Dal processo educativo al processo formativo
Allo scopo di evidenziare il distacco dalla vecchia concezione filosofica, molti autori, liberatisi
dalla pesante stratificazione storica dei significati del termine educazione, preferiscono utilizzare, al
posto dell’espressione “processo educativo”, quella di processo formativo.
F. Cambi e P. Orefice hanno recentemente ribadito che il concetto di processo formativo rende più
facilmente conto della complessità dei fattori in gioco anche al di fuori degli ambiti
tradizionalmente ritenuti propri dello studio dell’educazione. Il passaggio dal concetto di
educazione al concetto di formazione evidenzia così una maggiore consapevolezza della presenza di
potenzialità, vincoli e artifici già propri dell’individuo.

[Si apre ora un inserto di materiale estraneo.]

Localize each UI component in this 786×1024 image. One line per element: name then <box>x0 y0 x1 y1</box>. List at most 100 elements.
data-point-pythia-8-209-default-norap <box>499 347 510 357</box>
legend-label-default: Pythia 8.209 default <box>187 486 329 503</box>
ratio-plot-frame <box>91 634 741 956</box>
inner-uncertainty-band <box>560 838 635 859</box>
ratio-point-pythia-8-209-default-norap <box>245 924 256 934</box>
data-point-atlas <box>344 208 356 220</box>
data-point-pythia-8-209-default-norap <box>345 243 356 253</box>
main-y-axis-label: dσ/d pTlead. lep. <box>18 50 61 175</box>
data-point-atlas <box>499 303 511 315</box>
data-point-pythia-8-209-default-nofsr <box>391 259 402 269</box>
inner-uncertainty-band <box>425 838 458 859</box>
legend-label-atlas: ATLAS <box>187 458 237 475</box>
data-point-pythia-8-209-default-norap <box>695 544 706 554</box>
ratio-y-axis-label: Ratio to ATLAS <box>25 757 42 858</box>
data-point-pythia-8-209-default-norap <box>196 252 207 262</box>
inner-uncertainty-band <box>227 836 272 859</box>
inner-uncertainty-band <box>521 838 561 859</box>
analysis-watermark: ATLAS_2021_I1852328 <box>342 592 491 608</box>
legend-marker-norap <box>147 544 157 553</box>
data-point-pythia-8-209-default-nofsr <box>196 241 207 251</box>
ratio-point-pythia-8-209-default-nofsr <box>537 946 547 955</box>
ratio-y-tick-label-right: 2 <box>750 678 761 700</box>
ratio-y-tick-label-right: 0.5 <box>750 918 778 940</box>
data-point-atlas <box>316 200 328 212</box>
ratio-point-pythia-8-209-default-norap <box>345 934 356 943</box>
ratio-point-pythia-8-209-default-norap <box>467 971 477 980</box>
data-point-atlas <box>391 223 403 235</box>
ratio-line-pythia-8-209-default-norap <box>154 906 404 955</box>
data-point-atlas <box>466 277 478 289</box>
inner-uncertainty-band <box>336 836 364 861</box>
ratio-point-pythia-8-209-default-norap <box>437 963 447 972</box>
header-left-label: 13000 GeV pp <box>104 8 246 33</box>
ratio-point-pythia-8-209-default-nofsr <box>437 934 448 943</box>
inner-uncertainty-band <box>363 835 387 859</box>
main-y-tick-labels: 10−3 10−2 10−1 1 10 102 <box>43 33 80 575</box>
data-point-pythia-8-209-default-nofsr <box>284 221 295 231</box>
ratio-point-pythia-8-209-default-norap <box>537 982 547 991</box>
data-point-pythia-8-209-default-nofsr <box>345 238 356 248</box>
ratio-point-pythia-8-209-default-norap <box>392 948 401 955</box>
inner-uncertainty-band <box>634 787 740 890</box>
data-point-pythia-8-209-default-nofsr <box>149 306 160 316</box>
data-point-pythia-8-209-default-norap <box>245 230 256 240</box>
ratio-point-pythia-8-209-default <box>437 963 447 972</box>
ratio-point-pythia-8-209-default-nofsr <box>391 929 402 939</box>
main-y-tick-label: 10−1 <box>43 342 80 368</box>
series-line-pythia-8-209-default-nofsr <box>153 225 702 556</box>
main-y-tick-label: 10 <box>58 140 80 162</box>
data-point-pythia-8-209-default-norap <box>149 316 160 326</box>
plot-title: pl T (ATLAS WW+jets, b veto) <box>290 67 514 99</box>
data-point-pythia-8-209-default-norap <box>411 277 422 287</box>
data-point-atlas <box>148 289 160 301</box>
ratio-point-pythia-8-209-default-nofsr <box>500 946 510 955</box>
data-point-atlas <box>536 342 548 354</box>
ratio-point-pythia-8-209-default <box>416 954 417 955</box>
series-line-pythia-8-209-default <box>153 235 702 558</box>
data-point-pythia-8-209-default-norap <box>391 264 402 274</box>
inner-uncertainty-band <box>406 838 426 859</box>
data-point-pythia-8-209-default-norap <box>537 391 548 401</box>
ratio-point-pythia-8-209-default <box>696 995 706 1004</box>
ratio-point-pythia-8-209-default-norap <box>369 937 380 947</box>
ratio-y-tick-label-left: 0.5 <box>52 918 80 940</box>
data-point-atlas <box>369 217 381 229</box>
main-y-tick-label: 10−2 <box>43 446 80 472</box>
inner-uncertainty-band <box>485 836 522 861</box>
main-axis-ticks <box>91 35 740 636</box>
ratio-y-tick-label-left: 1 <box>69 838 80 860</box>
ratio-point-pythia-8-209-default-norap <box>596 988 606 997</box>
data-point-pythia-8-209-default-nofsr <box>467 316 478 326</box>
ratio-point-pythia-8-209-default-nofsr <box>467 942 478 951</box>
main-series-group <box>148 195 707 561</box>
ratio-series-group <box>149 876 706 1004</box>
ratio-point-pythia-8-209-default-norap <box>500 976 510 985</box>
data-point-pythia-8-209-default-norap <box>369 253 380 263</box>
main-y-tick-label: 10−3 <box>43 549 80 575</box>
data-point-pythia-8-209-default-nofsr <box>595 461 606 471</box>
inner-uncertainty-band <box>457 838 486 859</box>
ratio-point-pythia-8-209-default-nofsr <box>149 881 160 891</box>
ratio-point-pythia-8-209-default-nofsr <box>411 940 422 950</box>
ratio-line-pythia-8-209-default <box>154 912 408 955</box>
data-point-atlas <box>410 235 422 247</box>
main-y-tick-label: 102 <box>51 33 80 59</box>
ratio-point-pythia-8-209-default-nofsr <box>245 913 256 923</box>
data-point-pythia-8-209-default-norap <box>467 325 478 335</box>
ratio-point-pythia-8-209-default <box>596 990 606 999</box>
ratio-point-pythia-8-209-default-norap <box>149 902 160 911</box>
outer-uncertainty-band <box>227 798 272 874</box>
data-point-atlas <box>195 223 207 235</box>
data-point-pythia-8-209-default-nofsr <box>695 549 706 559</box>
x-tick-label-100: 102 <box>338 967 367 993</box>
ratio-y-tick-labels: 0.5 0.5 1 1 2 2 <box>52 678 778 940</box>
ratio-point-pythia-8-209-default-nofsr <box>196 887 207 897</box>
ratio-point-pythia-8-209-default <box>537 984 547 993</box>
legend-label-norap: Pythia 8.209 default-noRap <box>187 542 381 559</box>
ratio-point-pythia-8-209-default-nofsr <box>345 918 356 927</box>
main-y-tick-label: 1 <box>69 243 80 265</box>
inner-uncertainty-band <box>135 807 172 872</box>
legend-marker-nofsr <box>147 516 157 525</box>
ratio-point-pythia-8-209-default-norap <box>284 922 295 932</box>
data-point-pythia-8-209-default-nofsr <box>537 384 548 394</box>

L’attività educativa e formativa presuppone sempre, come si è già chiarito, delle finalità, ma queste
non possono essere determinate in modo esterno al soggetto, in quanto esistono alla base processi
spontanei di apprendimento dotati di proprie direzioni autonome. La riflessione teorica deve quindi
indirizzarsi verso quelle particolari condotte dell’essere umano denominate motivazioni all’agire. In
un contesto educativo, pertanto, l’efficacia dell’apprendimento può essere spiegata soltanto come
risultato di una motivazione corrispondente. Se si intende per motivazione ciò che spinge
l’individuo ad un’azione diretta verso uno scopo si potrà dire che i motivi alla base del
comportamento umano, traendo origine da un bisogno, sono volti al raggiungimento di una meta
funzionale a compensare la rottura dell’omeostasi dell’organismo. Al problema del rapporto tra
apprendimento ed insegnamento, che verrà esaminato più avanti, si affianca quindi un’ulteriore
questione, che riguarda la relazione tra insegnamento, motivazioni e bisogni individuali.